Furore, il regista Inturri: “Le polemiche ci fanno pubblicità? Non credo, ma se serve a fare più ascolti ben venga” (VIDEO)
Il regista della fiction interpretata da Testi e Morra e incentrata sulla difficile integrazione dei meridionali al Nord negli Anni Cinquanta spiega a TvBlog: “Qui tutti i personaggi sono mossi da una passione intima, non dagli avvenimenti”
TvBlog, a margine della conferenza stampa di presentazione di Furore – Il vento della speranza, in onda su Canale 5 mercoledì 14 maggio in prima serata, ha rivolto alcune domande al regista Alessio Inturri, che ha firmato anche altri lavori prodotti dalla Ares Film, l’ultimo dei quali Rodolfo Valentino con Gabriel Garko.
Furore chiuderà questa stagione della fiction di Canale 5. È un vantaggio o uno svantaggio?
Ancora non l’ho capito. Fatico a decifrare gli spostamenti del pubblico italiano, non so se accende la tv o esce in quel periodo preciso dell’anno. Lo sapremo ahimé soltanto dopo. Magari a poterlo sapere prima…
Le polemiche sulla presunta promozione del razzismo da parte di Furore, a prescindere dalla fondatezza o meno di tale accusa, possono essere considerate pubblicità gratuita alla fiction, un po’ come la polemica sul taglio del nudo integrale di Garko in Rodolfo Valentino (e forse anche quella gossippara sulla scazzottata tra Morri e Testi)?
Essendo il regista di entrambi i lavori ti dovrei dire di no. Per Rodolfo Valentino intimamente ho pensato che la polemica potesse aiutarci, ma in realtà ne sono poco convinto. Anche perché per Valentino non ha avuto un grande riscontro in questo senso. Le polemiche su Furore sono emerse già dopo il primo trailer, leggevo sui blog che i liguri si sentivano accusati di razzismo; ma non è assolutamente così perché ho soltanto raccontato un pezzetto di storia d’Italia nel periodo in cui il Nord viveva una rinascita industriale e molte famiglie rurali del Sud andavano su a lavorare; c’era uno scontro di persone e di razze. L’abbiamo ambientato in un piccolo centro della Liguria, ma se lo avessimo fatto in Val D’Aosta probabilmente ci sarebbe la stessa polemica.
Insomma, meglio che ci sia stata la polemica o sarebbe stato meglio evitarla?
Non lo so, non l’ho capito. Se questo servisse ad avere cinque punti in più di share, avrei chiamato io per far guardare il trailer. Se questo servisse, ti direi ben venga. Ma non è avvenuto. Non credo ci sia un riscontro così immediato, come dimostra il recente passato.
Ti riferisci a Rodolfo Valentino, che non ha brillato…
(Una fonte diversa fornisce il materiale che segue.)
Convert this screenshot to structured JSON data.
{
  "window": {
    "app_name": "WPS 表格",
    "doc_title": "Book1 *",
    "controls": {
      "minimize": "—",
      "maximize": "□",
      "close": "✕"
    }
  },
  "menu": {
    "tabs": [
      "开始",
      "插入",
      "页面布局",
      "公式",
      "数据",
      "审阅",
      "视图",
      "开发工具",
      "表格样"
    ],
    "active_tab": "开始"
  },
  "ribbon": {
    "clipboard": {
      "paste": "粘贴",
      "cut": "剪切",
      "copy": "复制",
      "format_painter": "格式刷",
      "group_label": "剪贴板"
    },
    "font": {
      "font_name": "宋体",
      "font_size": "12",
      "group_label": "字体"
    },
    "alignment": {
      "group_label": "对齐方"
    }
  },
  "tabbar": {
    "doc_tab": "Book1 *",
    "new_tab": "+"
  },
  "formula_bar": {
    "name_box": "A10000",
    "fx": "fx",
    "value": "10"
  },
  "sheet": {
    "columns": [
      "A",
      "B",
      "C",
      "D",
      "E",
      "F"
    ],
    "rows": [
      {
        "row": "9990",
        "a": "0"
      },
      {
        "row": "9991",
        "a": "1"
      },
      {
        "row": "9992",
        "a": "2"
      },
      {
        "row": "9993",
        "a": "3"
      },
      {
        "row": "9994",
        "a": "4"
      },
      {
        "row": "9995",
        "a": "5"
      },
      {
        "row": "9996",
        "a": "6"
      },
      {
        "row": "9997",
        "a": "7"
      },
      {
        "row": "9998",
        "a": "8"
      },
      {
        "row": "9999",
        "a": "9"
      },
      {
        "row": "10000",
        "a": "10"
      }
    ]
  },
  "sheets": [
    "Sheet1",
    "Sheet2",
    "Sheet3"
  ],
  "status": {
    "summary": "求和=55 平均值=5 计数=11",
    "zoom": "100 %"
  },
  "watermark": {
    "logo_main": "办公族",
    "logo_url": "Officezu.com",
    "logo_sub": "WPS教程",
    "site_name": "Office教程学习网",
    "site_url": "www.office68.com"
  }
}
Non mi sembra che… In tutto questo io preferirei che si parlasse sempre del prodotto. Del resto mi piacerebbe parlare dopo, ma dopo non interessa più a nessuno.
Vedendo la prima puntata si nota come i personaggi siano molto caratterizzati e divisi tra buoni e cattivi, senza sfumature, tranne forse per il caso della prostituta-maestra interpretata da Cosima Coppola.
All’inizio, effettivamente, sembra così. Alla fine però ci si chiederà dove sta veramente il Bene e dove il Male. Qui tutti i personaggi sono mossi da una passione intima, non dagli avvenimenti. Ogni personaggio, mosso da dentro, è verificabile con la realtà. Tutti possono immedesimarsi, anche se il personaggio è cattivo. Il cattivone, cioè il commendatore senza scrupoli Rino Schivo, interpretato da Stefano Dionisi, è mosso anche lui da una intimissima passione. Sei lì che lo segui e ti chiedi dove sta veramente il male.
Furore è un melodramma?
Il melodramma in senso lato vuol dire trattare gli archetipi della tragedia greca, cioè l’amore, la morte, il sesso, la vendetta. Questi sono i temi poi ripresi dalla letteratura inglese e poi dal cinema americano e italiano degli anni Cinquanta. Quindi sì, Furore è un melodramma nel senso assoluto del termine: rispecchia nella sua storia questi temi ma, a differenza di altri in cui le storie hanno bisogno di andare avanti, qui i personaggi vanno avanti. Insomma sono i personaggi a muovere le storie.
Hai notato negli ultimi tempi un calo di attenzione da parte del pubblico nei confronti di questo tipo di fiction?
In generale ho notato un calo di interesse nei confronti della tv generalista. Questo è un problema che noi del settore riscontriamo. Con altre cose 6 anni fa potevamo fare il 26% di share, oggi Mediaset se vede il 20% la considera una grande vittoria, mentre allora era una piccola sconfitta.